Experts say reports of BA.2.86 being spotted in countries in three different continents — Denmark, Israel and U.S. — also suggest it is at least capable of transmitting widely and could have been spreading undetected for some time.

The first U.S. case of BA.2.86 was reported by a lab at the University of Michigan. According to records attached to the sequence uploaded to GISAID, a global virus database, the sample was sequenced by the university’s clinical microbiology lab during “baseline surveillance.”

It is unclear whether the samples were collected from a hospitalized patient in the health system run by the university or from another source.

A spokesperson for the University of Michigan Medical School declined to comment on the possible origin of the sequence, deferring to Michigan’s state health department. A spokesperson for Michigan’s Department of Health and Human Services was not able to immediately answer a request for comment.

In Denmark, health authorities say they are currently working to culture the virus, a key step towards further assessing the threat posed by the highly-mutated strain. The two cases spotted there had “no epidemiological link” and were not immunocompromised. 

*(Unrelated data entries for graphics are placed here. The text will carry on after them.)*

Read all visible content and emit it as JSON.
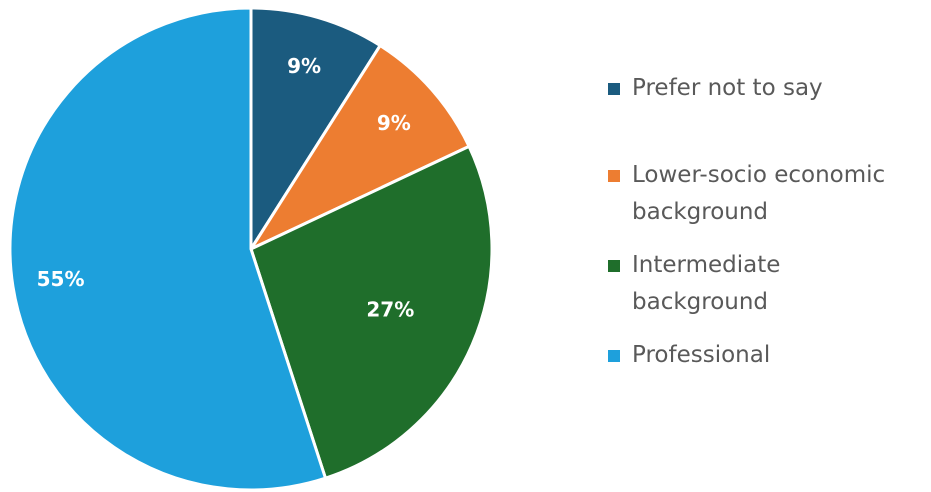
{
  "chart_data": {
    "type": "pie",
    "categories": [
      "Prefer not to say",
      "Lower-socio economic\nbackground",
      "Intermediate\nbackground",
      "Professional"
    ],
    "values": [
      9,
      9,
      27,
      55
    ],
    "labels": [
      "9%",
      "9%",
      "27%",
      "55%"
    ],
    "colors": [
      "#1b5b7f",
      "#ed7d31",
      "#1f6e2b",
      "#1ea0dc"
    ],
    "title": "",
    "legend_position": "right"
  }
}
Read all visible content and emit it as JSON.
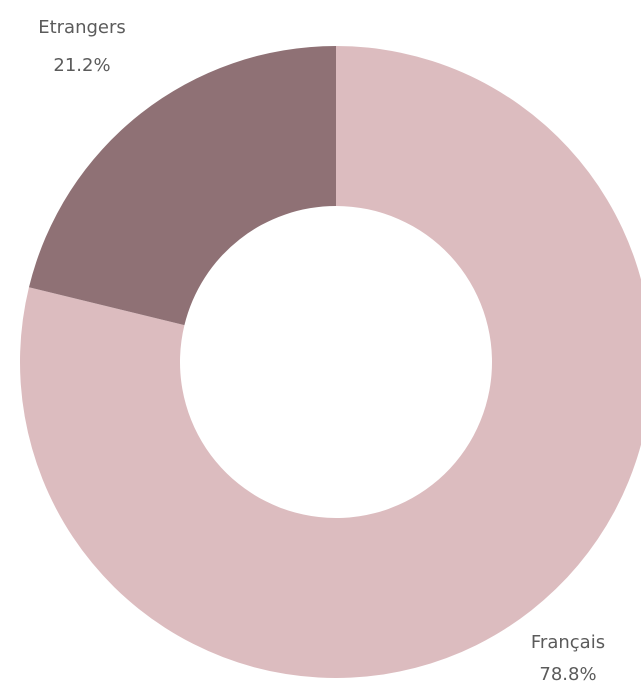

Tracking the spread of COVID variants BA.2.86 and EG.5

For now, experts say BA.2.86 will still need to show it can outcompete other fast-spreading descendants of the XBB Omicron variant already on the rise around the world in order to be more than a “scientific curiosity.”

One XBB descendant, a variant called EG.5, had already climbed to nearly 1 in 5 cases nationwide as of CDC estimates published earlier this month. New projections are due to be published Friday. 

The strain’s emergence comes as drugmakers have been preparing to roll out new COVID-19 vaccines next month aimed at the XBB strains of the virus, of which EG.5 is closely related. Moderna announced Thursday that its preliminary clinical trial data from the new shots confirmed “a significant boost in neutralizing antibodies” for EG.5.

Those could face a setback if BA.2.86 is able to spread more widely. Bloom said he thinks the strain’s changes are enough to risk making the XBB-targeted vaccines a “fairly poor match” to BA.2.86.

But he underscored that BA.2.86 remains rare for now, and other defenses mounted by the body may also still work to fend off the highly-mutated variant.

“[T]here are also broader mechanisms of immunity elicited by vaccination and infection that provide some protection against severe disease even for very heavily mutated variants,” he told CBS News in an email.